Chocolate, an ingredient used in the sweet and baking industry has been a firm favourite of millions around the world. The world would definitely be a sadder place without this delicious ingredient. It is also one of the most addictive, due to it’s endorphin releasing potential in the brain. While cocoa aspect of this offers a variety of health benefits, the sweet ingredients tend to have adverse effects.

However, regardless of your personal or medical perspective on this ingredient, it seems to stand the test of time within the cake making industry. Not only does it offer diversity, it ensures a smoother and creamier merger of all the other ingredients. The confectionary industry has been finding ideal ways of ensuring people can enjoy the various taste combinations that chocolate offers, with some being hailed a success and others ending in the bin.

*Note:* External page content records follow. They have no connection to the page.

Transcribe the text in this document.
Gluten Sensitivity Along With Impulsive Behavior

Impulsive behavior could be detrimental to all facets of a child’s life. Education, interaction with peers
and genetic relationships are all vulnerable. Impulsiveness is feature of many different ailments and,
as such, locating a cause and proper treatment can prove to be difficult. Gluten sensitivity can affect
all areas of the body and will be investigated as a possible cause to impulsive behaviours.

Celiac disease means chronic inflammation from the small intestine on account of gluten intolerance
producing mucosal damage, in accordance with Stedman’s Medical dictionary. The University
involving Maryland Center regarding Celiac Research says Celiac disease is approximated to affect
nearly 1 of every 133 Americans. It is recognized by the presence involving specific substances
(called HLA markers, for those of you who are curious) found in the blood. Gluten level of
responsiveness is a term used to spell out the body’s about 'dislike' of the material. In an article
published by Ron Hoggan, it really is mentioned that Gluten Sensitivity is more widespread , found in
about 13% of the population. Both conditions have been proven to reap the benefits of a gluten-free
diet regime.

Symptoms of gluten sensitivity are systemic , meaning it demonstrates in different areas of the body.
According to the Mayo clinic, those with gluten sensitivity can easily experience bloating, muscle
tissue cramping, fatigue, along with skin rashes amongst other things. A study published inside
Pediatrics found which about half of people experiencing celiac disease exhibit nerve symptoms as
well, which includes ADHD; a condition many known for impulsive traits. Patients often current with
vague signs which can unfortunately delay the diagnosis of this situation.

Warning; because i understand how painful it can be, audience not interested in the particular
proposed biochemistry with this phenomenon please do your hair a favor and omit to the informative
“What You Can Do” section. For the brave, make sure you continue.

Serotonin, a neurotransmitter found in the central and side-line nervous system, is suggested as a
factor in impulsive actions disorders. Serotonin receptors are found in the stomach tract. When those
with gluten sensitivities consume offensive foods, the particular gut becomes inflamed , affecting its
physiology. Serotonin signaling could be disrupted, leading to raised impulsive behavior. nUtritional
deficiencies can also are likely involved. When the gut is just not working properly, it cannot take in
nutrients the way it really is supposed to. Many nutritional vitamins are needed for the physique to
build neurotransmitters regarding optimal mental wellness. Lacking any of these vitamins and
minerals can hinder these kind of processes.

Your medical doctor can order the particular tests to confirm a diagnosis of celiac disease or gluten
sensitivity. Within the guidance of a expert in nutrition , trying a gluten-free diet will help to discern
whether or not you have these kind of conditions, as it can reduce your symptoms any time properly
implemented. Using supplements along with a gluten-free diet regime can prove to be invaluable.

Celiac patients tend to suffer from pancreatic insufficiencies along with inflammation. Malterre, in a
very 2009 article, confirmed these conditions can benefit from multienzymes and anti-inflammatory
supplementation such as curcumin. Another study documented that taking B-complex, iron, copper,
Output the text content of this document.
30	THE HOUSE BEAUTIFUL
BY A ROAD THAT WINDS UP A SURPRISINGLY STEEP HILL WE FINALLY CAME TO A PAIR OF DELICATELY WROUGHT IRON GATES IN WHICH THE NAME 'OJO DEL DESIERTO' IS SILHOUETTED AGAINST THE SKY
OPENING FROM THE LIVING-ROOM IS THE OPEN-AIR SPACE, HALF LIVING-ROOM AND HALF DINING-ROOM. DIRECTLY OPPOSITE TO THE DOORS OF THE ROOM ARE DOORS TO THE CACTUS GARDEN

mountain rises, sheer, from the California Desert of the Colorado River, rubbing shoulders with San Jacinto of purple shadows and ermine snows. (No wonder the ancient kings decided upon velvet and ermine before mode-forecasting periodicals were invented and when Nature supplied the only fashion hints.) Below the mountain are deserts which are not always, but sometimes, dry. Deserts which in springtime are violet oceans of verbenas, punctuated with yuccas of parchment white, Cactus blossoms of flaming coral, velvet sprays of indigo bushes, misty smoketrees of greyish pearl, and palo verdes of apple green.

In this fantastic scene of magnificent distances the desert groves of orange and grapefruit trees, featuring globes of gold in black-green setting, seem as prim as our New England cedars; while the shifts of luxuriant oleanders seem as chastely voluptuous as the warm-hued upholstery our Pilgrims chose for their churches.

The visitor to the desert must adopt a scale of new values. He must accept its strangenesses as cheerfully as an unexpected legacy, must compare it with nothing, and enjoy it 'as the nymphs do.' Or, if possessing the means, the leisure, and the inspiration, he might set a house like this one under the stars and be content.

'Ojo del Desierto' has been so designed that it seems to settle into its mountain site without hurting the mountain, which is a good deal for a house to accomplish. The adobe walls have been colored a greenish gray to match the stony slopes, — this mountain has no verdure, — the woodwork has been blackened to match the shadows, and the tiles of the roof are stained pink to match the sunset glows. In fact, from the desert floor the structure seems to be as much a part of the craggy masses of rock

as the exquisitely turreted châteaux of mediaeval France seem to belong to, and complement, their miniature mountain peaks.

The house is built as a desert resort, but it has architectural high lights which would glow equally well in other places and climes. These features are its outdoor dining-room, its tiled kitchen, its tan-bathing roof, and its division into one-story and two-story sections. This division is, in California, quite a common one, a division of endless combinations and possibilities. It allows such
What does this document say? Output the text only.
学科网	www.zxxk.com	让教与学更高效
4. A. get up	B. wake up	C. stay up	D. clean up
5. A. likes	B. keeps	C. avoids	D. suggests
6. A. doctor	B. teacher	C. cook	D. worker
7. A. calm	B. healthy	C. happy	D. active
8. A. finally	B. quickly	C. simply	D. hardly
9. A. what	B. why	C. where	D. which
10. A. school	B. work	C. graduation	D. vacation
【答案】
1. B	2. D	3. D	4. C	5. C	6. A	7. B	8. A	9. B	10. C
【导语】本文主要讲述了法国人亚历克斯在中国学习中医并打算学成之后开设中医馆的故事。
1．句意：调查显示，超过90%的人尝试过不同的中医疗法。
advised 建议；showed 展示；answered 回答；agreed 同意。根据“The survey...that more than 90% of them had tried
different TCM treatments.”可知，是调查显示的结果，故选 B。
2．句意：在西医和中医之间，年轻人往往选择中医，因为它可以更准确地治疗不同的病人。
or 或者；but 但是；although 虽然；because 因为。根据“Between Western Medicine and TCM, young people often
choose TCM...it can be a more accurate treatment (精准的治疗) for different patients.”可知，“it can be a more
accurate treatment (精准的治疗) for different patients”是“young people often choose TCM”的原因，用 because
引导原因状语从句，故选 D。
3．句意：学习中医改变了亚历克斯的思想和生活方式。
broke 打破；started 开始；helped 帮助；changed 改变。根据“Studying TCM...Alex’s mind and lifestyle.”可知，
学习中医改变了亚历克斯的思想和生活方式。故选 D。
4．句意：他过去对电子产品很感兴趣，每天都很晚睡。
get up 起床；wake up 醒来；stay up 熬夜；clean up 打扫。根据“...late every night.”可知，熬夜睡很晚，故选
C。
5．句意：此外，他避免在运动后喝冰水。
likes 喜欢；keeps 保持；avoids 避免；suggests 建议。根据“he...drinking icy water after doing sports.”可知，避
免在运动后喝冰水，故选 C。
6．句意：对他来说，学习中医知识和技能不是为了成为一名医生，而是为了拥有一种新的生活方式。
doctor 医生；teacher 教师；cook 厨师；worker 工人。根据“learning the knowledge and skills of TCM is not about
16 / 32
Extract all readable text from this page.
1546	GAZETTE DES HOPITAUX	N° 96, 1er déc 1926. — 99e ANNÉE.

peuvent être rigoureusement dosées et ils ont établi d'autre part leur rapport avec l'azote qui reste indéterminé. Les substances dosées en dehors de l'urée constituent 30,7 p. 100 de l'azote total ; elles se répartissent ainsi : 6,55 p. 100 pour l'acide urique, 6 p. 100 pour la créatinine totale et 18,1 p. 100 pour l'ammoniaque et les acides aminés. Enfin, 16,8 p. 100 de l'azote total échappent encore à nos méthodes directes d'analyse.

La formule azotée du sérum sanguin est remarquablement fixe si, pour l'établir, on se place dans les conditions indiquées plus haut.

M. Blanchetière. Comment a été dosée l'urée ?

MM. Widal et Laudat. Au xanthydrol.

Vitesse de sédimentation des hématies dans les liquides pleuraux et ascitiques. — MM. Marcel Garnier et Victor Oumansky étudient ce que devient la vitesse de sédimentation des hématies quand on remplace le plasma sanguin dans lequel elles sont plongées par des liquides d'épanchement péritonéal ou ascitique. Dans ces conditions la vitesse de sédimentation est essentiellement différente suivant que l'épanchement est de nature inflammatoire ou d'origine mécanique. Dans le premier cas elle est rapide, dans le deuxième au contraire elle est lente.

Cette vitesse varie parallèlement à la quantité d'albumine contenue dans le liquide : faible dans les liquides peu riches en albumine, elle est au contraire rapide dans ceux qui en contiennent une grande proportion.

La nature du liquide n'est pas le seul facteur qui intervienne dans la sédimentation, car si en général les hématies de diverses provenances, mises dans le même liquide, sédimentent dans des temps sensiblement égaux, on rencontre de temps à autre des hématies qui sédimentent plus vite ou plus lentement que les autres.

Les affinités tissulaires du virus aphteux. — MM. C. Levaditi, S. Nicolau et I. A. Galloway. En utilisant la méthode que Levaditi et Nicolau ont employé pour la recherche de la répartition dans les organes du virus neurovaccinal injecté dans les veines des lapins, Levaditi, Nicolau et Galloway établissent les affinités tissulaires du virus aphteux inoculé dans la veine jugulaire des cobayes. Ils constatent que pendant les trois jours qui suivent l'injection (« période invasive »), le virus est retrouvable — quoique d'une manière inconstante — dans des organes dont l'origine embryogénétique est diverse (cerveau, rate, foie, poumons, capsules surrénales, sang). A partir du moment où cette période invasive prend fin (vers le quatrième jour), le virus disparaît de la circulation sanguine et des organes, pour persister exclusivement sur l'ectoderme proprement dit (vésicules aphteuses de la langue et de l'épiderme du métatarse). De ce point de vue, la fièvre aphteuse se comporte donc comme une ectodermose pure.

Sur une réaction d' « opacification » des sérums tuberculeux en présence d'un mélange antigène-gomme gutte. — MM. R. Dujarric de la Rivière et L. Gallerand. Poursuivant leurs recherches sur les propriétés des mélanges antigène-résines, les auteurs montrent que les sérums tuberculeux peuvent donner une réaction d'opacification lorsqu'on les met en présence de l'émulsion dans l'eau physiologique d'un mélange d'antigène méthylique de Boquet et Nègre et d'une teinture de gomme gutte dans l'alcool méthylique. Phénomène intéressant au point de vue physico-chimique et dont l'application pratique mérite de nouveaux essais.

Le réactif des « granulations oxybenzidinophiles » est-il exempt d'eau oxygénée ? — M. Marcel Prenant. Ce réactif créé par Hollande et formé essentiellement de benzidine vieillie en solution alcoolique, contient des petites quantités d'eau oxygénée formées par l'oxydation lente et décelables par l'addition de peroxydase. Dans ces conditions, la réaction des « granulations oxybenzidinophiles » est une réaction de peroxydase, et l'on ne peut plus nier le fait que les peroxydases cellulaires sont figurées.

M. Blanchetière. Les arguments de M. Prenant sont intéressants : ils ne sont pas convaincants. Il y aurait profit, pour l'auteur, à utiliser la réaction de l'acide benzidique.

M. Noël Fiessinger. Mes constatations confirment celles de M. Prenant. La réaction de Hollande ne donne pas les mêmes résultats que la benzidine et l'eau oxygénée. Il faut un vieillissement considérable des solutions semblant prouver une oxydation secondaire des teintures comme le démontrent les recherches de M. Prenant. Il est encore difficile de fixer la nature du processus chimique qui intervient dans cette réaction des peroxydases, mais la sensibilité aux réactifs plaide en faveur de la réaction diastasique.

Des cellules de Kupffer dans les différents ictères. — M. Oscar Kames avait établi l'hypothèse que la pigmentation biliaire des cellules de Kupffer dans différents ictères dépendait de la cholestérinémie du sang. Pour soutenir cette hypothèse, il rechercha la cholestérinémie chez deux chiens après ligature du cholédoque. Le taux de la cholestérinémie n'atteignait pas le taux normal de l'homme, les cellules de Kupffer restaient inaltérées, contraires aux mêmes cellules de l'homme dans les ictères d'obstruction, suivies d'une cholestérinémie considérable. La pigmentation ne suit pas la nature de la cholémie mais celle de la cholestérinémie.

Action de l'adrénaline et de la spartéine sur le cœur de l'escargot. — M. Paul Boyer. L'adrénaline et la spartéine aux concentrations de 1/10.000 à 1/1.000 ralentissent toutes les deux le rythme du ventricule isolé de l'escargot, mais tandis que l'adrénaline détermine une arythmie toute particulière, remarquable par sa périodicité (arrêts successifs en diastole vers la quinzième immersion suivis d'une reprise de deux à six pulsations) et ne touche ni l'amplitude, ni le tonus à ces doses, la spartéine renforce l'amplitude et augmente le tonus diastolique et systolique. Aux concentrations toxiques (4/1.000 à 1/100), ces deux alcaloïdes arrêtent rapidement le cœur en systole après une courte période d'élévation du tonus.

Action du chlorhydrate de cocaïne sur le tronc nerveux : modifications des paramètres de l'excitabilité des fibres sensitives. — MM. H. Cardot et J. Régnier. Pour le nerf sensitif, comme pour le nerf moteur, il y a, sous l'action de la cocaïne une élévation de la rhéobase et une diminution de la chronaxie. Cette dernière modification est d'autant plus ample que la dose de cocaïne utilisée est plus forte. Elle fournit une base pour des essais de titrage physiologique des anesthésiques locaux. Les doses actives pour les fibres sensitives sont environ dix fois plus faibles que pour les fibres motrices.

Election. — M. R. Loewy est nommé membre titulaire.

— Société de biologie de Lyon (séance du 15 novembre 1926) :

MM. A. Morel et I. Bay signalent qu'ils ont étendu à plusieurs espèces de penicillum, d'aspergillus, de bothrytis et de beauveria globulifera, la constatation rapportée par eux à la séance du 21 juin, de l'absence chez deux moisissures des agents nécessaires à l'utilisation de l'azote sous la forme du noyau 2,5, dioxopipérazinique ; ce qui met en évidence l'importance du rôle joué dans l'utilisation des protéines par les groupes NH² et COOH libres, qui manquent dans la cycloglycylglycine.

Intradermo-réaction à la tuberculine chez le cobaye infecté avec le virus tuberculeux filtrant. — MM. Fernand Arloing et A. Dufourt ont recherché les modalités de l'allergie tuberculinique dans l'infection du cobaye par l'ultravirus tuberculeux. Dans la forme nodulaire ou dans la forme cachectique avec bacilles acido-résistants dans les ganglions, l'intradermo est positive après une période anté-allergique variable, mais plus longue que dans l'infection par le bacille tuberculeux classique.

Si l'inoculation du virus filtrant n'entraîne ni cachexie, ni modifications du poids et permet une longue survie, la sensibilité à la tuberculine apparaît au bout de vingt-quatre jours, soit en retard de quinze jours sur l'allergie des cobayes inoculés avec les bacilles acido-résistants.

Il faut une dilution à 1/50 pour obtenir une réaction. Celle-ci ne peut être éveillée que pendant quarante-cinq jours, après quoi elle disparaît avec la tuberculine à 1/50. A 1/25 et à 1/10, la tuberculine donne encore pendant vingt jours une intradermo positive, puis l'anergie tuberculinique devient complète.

It was Dr James Baker chocolate discovery that brought about the chocolate cake craze. He achieved this by taking two relatively large, but also spherical millstones, which he then used to grind the cocoa beans. This in turn was how chocolate was actually made. The following centuries saw the rise of other methods, which in turn improved its over-all taste and versatility.

The history of extraction

It was in 1828 that Coenraad van Houten developed the first extraction machine for chocolate by extracting the fat from cocoa liquor thus making cocoa butter. This was sold in rock form and could also be made into powdered too. Otherwise only the very well off would have chocolate, this made chocolate available to the masses. Due to this the limitation that were once imposed by this ingredient where now lifted allowing for artisan bakeries to further expand its uses. Perhaps it can even be said this is when the chocolate revolution started, which has allowed many a generation to indulge in various offerings of delicious cakes.

Lindt

The ancestors of Lindt chocolate developed the silkiness, called conching that we find in today’s chocolates, and this made chocolate easier to bake with as it mixes smoothly with cake batters. Only in 1886 was chocolate used for the first time in cakes, as before this it was used only in chocolate drinks and for glazes.

Only in the 1930’s did chocolate become widely used in cakes. In the 1990 chocolate got its decadent label when molten chocolate cakes with liquid chocolate centres appeared. Chocolate has been infused with many flavours since then such as tea, red pepper, curry, passion fruit, and champagne.